So, I was watching a movie on YouTube when I first noticed scanning lines distorting the picture on the bottom 1" of my Acer computer monitor. I figured it was embedded in the movie and thought no more about it until after the movie ended the scanning streaks didn't stop. Drat, I thought, now I'll need to buy a new monitor, but a second thought was that maybe I'd made a change that could be corrected, and I began troubleshooting, developing more theories, including the idea that maybe the problem was the display card and not the monitor. On the second day of wrestling with it I looked for helpful videos on YouTube and discovered that Acer scanning issues was a large topic, but many of them were produced by individuals who couldn't speak clear English and I got deeper into the weeds. Today was day three and I realized nothing I tried made any difference, and I hadn't learned anything. I'd even updated the display drivers. Maybe I could at least determine whether the trouble is in the computer or the monitor. But when I returned to the task I looked at the screen and it was a clear and pure as the day it was all new and fresh. The persistent scanning streaks were gone. The screen was normal as if it had fixed itself.

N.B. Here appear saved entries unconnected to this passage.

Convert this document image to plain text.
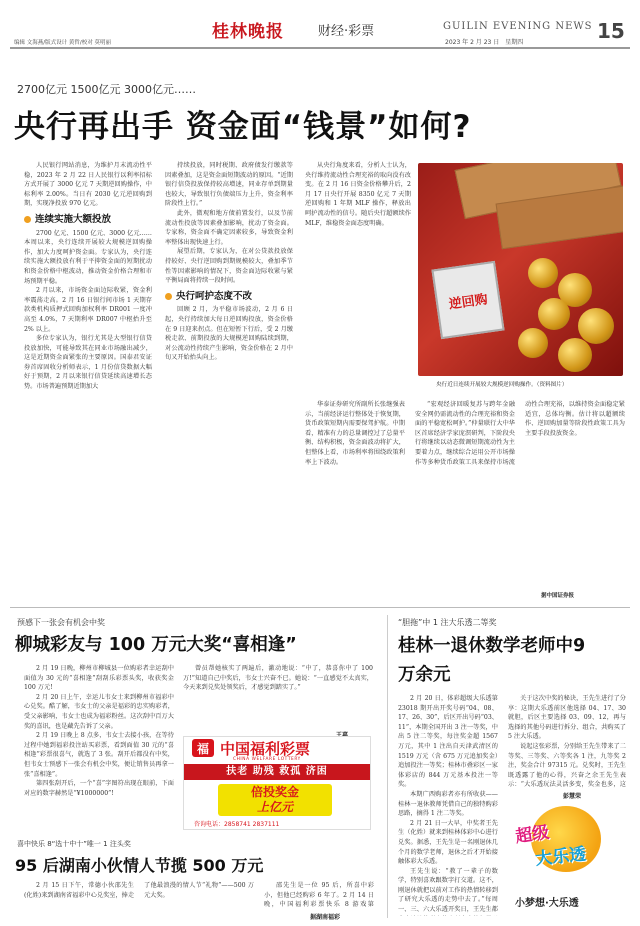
编辑 文海燕/版式设计 黄哲/校对 莫明丽
桂林晚报	财经·彩票	GUILIN EVENING NEWS
2023 年 2 月 23 日　星期四	15
2700亿元 1500亿元 3000亿元……
央行再出手 资金面“钱景”如何?

人民银行网站消息，为维护月末流动性平稳，2023 年 2 月 22 日人民银行以利率招标方式开展了 3000 亿元 7 天期逆回购操作，中标利率 2.00%。当日有 2030 亿元逆回购到期，实现净投放 970 亿元。

连续实施大额投放

2700 亿元、1500 亿元、3000 亿元……本周以来，央行连续开展较大规模逆回购操作，加大力度呵护资金面。专家认为，央行连续实施大额投放有利于平抑资金面的短期扰动和资金价格中枢波动，推动资金价格合理和市场预期平稳。

2 月以来，市场资金面边际收紧，资金利率震荡走高。2 月 16 日银行间市场 1 天期存款类机构质押式回购加权利率 DR001 一度冲高至 4.0%，7 天期利率 DR007 中枢抬升至 2% 以上。

多位专家认为，银行尤其是大型银行信贷投放加快，可能导致其在同业市场融出减少，这是近期资金面紧张的主要原因。国泰君安证券首席固收分析师表示，1 月份信贷数据大幅好于预期，2 月以来银行信贷延续高速增长态势。市场普遍预期近期加大

持续投放，同时税期、政府债发行缴款等因素叠加，这是资金面短期波动的原因。“近期银行信贷投放保持较高增速，同业存单到期量也较大，导致银行负债端压力上升，资金利率阶段性上行。”

此外，微观和地方债前置发行，以及节前流动性投放等因素叠加影响，扰动了资金面。专家称，资金面不确定因素较多，导致资金利率整体出现快速上行。

展望后期，专家认为，在对公贷款投放保持较好、央行逆回购到期规模较大，叠加季节性等因素影响的情况下，资金面边际收紧与紧平衡局面将持续一段时间。

央行呵护态度不改

回顾 2 月，为平稳市场波动，2 月 6 日起，央行持续加大每日逆回购投放，资金价格在 9 日迎来拐点。但在短暂下行后，受 2 月缴税走款、前期投放的大规模逆回购陆续到期，对公流动性持续产生影响，资金价格在 2 月中旬又开始抬头向上。

从央行角度来看，分析人士认为，央行维持流动性合理充裕的取向没有改变。在 2 月 16 日资金价格攀升后，2 月 17 日央行开展 8350 亿元 7 天期逆回购和 1 年期 MLF 操作，释放出呵护流动性的信号。随后央行超额续作 MLF，维稳资金面态度明确。

华泰证券研究所副所长张继强表示，当前经济运行整体处于恢复期，货币政策短期内需要保驾护航。中期看，精准有力的总量调控过了总量平衡、结构积极，资金面波动将扩大，但整体上看，市场利率将围绕政策利率上下波动。

“宏观经济回暖复苏与跨年金融安全网仍需流动性的合理充裕和资金面的平稳宽松呵护。”仲量联行大中华区首席经济学家庞溟研判，下阶段央行将继续以动态微调短期流动性为主要着力点，继续综合运用公开市场操作等多种货币政策工具来保持市场流动性合理充裕，以维持资金面稳定紧适宜，总体均衡。估计将以超额续作、逆回购加量等阶段性政策工具为主要手段投放资金。

据中国证券报
逆回购
央行近日连续开展较大规模逆回购操作。（资料图片）
预感下一张会有机会中奖
柳城彩友与 100 万元大奖“喜相逢”

2 月 19 日晚，柳州市柳城县一位购彩者幸运刮中面值为 30 元的“喜相逢”刮刮乐彩票头奖，收获奖金 100 万元!

2 月 20 日上午，幸运儿韦女士来到柳州市福彩中心兑奖。酷了解，韦女士的父亲是福彩的忠实购彩者，受父亲影响，韦女士也成为福彩粉丝。这次刮中百万大奖的喜讯，也是藏先告诉了父亲。

2 月 19 日晚上 8 点多，韦女士去接小孩，在等待过程中她到福彩投注站买彩票，看到面值 30 元的“喜相逢”彩票很喜气，就选了 3 张。刮开后都没有中奖，但韦女士预感下一张会有机会中奖，便让销售员再拿一张“喜相逢”。

第四张刮开后，一个“喜”字图符出现在眼前，下面对应的数字赫然是“¥1000000”!

曾员帮她核实了两遍后，激动地说：“中了，恭喜你中了 100 万!”知道自己中奖后，韦女士兴奋不已。她说：“一直感觉不太真实，今天来到兑奖处领奖后，才感觉到踏实了。”

福 中国福利彩票
CHINA WELFARE LOTTERY
扶老 助残 救孤 济困
倍投奖金
上亿元
咨询电话：2858741 2837111
喜中快乐 8“选十中十”唯一 1 注头奖
95 后湖南小伙情人节揽 500 万元

2 月 15 日下午，常德小伙邵先生(化姓)来到湖南省福彩中心兑奖室，捧走了他最浪漫的情人节“礼物”——500 万元大奖。

邵先生是一位 95 后，所喜中彩小，但他已经购彩 6 年了。2 月 14 日晚，中国福利彩票快乐 8 游戏第

据湖南福彩
“胆拖”中 1 注大乐透二等奖
桂林一退休数学老师中9万余元

2 月 20 日，体彩超级大乐透第 23018 期开出开奖号码“04、08、17、26、30”，后区开出号码“03、11”，本期全国开出 3 注一等奖，中出 5 注二等奖，每注奖金超 1567 万元，其中 1 注出自天津武清区的 1519 万元（含 675 万元追加奖金）追加投注一等奖；桂林市叠彩区一家体彩店的 844 万元基本投注一等奖。

本期广西购彩者亦有所收获——桂林一退休教师凭借自己的独特购彩思路，摘得 1 注二等奖。

2 月 21 日一大早，中奖者王先生（化姓）就来到桂林体彩中心进行兑奖。据悉，王先生是一名刚退休几个月的数学老师，退休之后才开始接触体彩大乐透。

王先生说：“教了一辈子的数学，特别喜欢跟数字打交道。这不，刚退休就把以前对工作的热情转移到了研究大乐透的走势中去了。”每周一、三、六大乐透开奖日，王先生都

关于这次中奖的秘诀，王先生进行了分享：这期大乐透前区他选择 04、17、30 就胆，后区主要选择 03、09、12，再与选择的其他号码进行拆分、组合，共购买了 5 注大乐透。

说起这张彩票，分别给王先生带来了二等奖、三等奖、六等奖各 1 注，九等奖 2 注，奖金合计 97315 元。兑奖时，王先生既透露了他的心得，兴奋之余王先生表示：“大乐透玩法灵活多变，奖金也多，这

彭慧荣
超级
大乐透
小梦想·大乐透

Maybe there are unseen spirits and an after-life.
Did you reseat the cables? I've had what I thought were glitchy monitors only to have the cable fall off the back at one point - reseating it and (gasp!), even attaching the screws fixed the problem.

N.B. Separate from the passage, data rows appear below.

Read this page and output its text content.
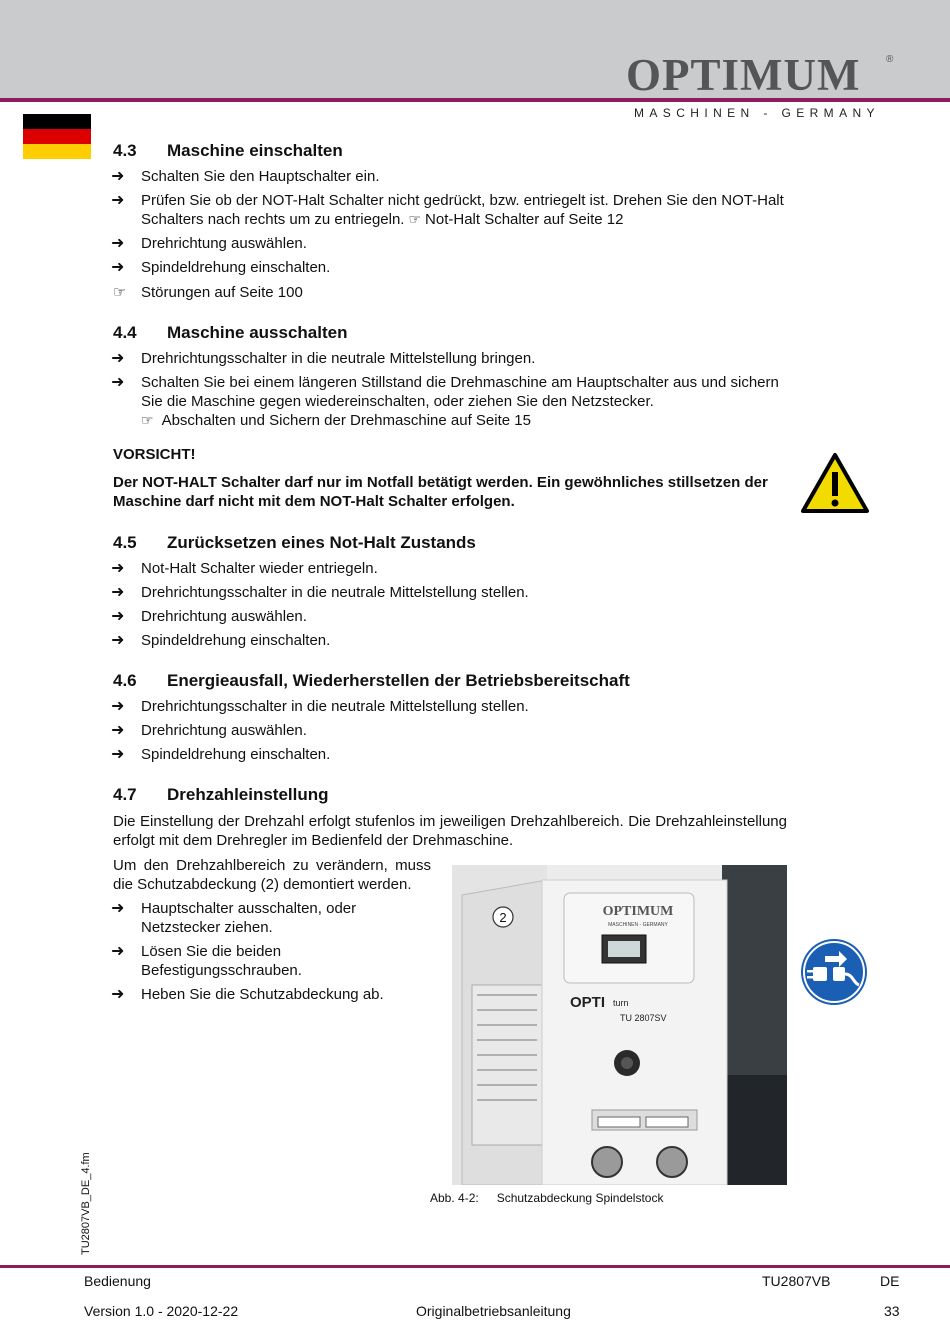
OPTIMUM	®
MASCHINEN - GERMANY
4.3 Maschine einschalten
➜ Schalten Sie den Hauptschalter ein.
➜ Prüfen Sie ob der NOT-Halt Schalter nicht gedrückt, bzw. entriegelt ist. Drehen Sie den NOT-Halt Schalters nach rechts um zu entriegeln. ☞ Not-Halt Schalter auf Seite 12
➜ Drehrichtung auswählen.
➜ Spindeldrehung einschalten.
☞ Störungen auf Seite 100
4.4 Maschine ausschalten
➜ Drehrichtungsschalter in die neutrale Mittelstellung bringen.
➜ Schalten Sie bei einem längeren Stillstand die Drehmaschine am Hauptschalter aus und sichern Sie die Maschine gegen wiedereinschalten, oder ziehen Sie den Netzstecker.
☞ Abschalten und Sichern der Drehmaschine auf Seite 15
VORSICHT!
Der NOT-HALT Schalter darf nur im Notfall betätigt werden. Ein gewöhnliches stillsetzen der Maschine darf nicht mit dem NOT-Halt Schalter erfolgen.
4.5 Zurücksetzen eines Not-Halt Zustands
➜ Not-Halt Schalter wieder entriegeln.
➜ Drehrichtungsschalter in die neutrale Mittelstellung stellen.
➜ Drehrichtung auswählen.
➜ Spindeldrehung einschalten.
4.6 Energieausfall, Wiederherstellen der Betriebsbereitschaft
➜ Drehrichtungsschalter in die neutrale Mittelstellung stellen.
➜ Drehrichtung auswählen.
➜ Spindeldrehung einschalten.
4.7 Drehzahleinstellung
Die Einstellung der Drehzahl erfolgt stufenlos im jeweiligen Drehzahlbereich. Die Drehzahleinstellung erfolgt mit dem Drehregler im Bedienfeld der Drehmaschine.
Um den Drehzahlbereich zu verändern, muss die Schutzabdeckung (2) demontiert werden.
➜ Hauptschalter ausschalten, oder Netzstecker ziehen.
➜ Lösen Sie die beiden Befestigungsschrauben.
➜ Heben Sie die Schutzabdeckung ab.
2	OPTIMUM
MASCHINEN - GERMANY
OPTI turn
TU 2807SV
Abb. 4-2: Schutzabdeckung Spindelstock
TU2807VB_DE_4.fm
Bedienung	TU2807VB	DE
Version 1.0 - 2020-12-22	Originalbetriebsanleitung	33
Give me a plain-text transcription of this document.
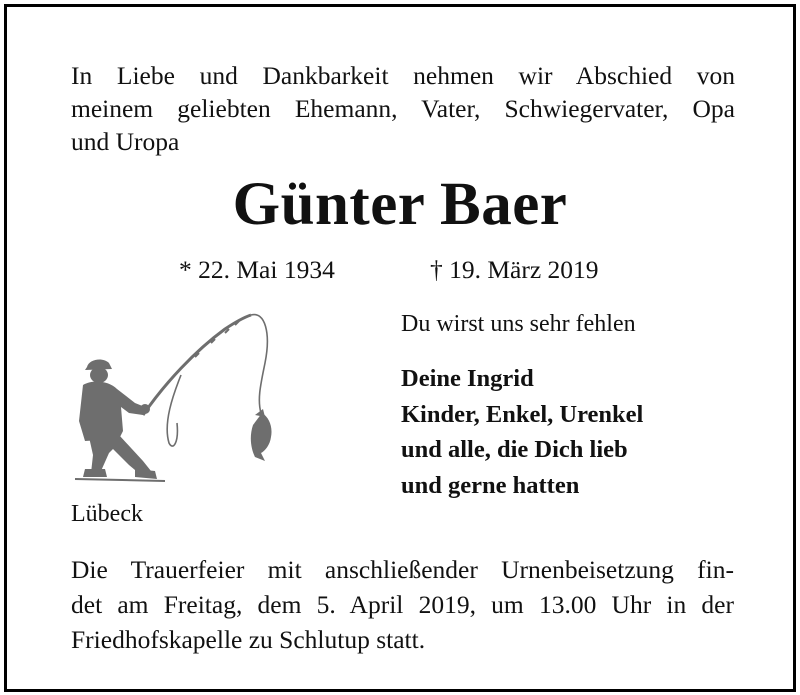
In Liebe und Dankbarkeit nehmen wir Abschied von
meinem geliebten Ehemann, Vater, Schwiegervater, Opa
und Uropa
Günter Baer
* 22. Mai 1934	† 19. März 2019
Du wirst uns sehr fehlen
Deine Ingrid
Kinder, Enkel, Urenkel
und alle, die Dich lieb
und gerne hatten
Lübeck
Die Trauerfeier mit anschließender Urnenbeisetzung fin-
det am Freitag, dem 5. April 2019, um 13.00 Uhr in der
Friedhofskapelle zu Schlutup statt.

In fact I did re-seat the VGA Monitor Cable but it didn't solve the scanning streaks, although I learned something else...
It so happens that the Acer Monitor has both VGA and HDMI inputs, so I wondered if switching might help, but I discovered that my HP8300 Mini-Tower does not have HDMI but does have "Display Port", for which I don't have the right cables.

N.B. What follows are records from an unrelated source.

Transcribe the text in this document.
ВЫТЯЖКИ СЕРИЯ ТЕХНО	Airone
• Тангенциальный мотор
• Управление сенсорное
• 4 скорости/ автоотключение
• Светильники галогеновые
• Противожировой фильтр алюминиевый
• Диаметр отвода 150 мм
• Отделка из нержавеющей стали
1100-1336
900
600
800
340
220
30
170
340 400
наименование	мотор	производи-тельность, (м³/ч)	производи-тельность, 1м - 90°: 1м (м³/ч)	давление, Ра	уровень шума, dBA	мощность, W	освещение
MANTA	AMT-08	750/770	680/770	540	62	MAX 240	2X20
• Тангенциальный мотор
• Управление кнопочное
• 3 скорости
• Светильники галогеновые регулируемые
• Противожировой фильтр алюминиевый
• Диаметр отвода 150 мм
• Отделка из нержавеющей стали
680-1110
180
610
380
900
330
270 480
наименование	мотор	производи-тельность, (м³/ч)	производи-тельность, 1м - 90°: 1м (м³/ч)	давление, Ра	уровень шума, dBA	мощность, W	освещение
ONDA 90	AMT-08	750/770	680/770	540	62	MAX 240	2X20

I don't understand the scanning lines. Is the monitor an analog CRT like older computers used to be?
Answer: VGA is an analog video process, whereas HDMI & "Display Port" are digital.
The ACER Monitor is not CRT but is a flat screen computer monitor.
You might want to consider getting a Display Port to HDMI adapter (should be available on Amazon). If not, then you can definitely get a Display Port to DVI adapter, and then a DVI to HDMI adapter (I have both). You can probably get higher resolution and a better quality signal from the digital ports on your display card.
Days of struggle with screens and aspect ratios got resolved, much because of help from here at part15org, but as tends to happen, solving one problem opens the door to the next trouble.
All at once I found that I couldn't switch between my two computers using TightVNC, which has worked for years. My brain became foggy and I couldn't remember how it is supposed to work, so I took a blunt approach and uninstalled/reinstalled TightVNC. This went well at first, getting me back in touch with the other computer screen, but when I logged off I couldn't get back to the remote computer. I was back where I started.
For now I need to physically work from each computer until I get re-educated.